The fridge is the enabler of that very widespread habit. :-) The freezer- not so much.

knittingwoman said...

I'm interested to read the comments here but I won't sign up for the challenge either because we already try really hard not to waste anything. I also rarely plan ahead and shop on almost daily basis with a weekly shop at the farmers' market. As for the fridge wars, I am very attached to my fridge:)

dee dee said...

knitting woman and I are on the same page on husband and/or I shop almost every day. But it's very convenient for us with the store so close by and actually on my way to and from work. The big advantage we have, though, is that it's only the 2 of us. So much harder to reduce waste when you've got kids to feed.

Tree Huggin Momma said...

I would love to turn my fridge off from Late November through late March (because its cold enough here to put cold storage on the porch. When our fridge died I put off the repair an extra week and a half because I had everything on the porch (until it froze) and then in coolers. Something to explore more before next year. :)

Lisa Nelsen-Woods said...

We don't have food waste because we shop and eat according to what we have on hand. It took a bit of trail and error but we now know how much fresh food to buy that we will eat in time before it spoils. Eating leftovers for lunch also cuts down on food waste and it a huge time saver! It's much better for us than those frozen microwave meals.

Greenpa - I admire your dedication to living a freezer only life.
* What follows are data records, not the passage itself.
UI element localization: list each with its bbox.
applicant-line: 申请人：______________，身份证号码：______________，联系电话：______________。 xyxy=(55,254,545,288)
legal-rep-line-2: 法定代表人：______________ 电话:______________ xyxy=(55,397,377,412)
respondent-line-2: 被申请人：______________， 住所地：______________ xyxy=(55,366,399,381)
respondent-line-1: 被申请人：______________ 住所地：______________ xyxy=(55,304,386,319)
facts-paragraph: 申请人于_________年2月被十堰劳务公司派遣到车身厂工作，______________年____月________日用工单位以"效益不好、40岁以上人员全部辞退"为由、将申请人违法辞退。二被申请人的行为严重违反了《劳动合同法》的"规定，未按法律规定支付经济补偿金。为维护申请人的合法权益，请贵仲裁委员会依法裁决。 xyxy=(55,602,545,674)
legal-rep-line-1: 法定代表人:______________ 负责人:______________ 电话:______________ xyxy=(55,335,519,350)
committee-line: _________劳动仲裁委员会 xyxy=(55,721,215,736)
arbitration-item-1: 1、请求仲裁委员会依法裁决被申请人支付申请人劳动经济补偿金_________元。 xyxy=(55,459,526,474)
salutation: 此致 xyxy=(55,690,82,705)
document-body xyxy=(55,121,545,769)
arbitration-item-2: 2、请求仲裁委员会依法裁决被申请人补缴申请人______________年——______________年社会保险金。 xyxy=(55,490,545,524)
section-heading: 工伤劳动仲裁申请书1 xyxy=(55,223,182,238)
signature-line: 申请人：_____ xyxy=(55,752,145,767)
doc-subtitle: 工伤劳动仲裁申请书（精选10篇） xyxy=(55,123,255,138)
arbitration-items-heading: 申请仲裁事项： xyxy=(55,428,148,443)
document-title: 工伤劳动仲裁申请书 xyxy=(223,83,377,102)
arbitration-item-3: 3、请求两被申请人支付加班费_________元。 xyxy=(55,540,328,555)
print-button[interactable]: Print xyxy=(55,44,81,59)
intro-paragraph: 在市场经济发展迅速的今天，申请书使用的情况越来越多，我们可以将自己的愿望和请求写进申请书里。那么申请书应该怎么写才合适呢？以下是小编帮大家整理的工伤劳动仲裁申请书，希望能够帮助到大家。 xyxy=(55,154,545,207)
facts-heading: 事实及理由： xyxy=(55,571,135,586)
But it's not the only way to save on electricity in the kitchen. I keep my non energy star rated refrigerator running efficiently by making sure the seals are tight and keeping it and the top mount freezer full without wasting food or by overeating. Milk jugs full of water fill both up in-between monthly shopping trips.

Lise said...

I think I got a good start on the challenge today! More here:

Ashley said...

One thing we're trying is planning two or three big things that share ingredients. We tend to make large pots of things and have leftovers for days... but when we make meals that share ingredients, then what is leftover from one meal goes into the next. Like tacos and spaghetti. The leftover chopped onion and ground beef go into the spaghetti sauce, and the leftover lettuce, cheese (I like cheese), avocado, tomatoe... form a sort of salad.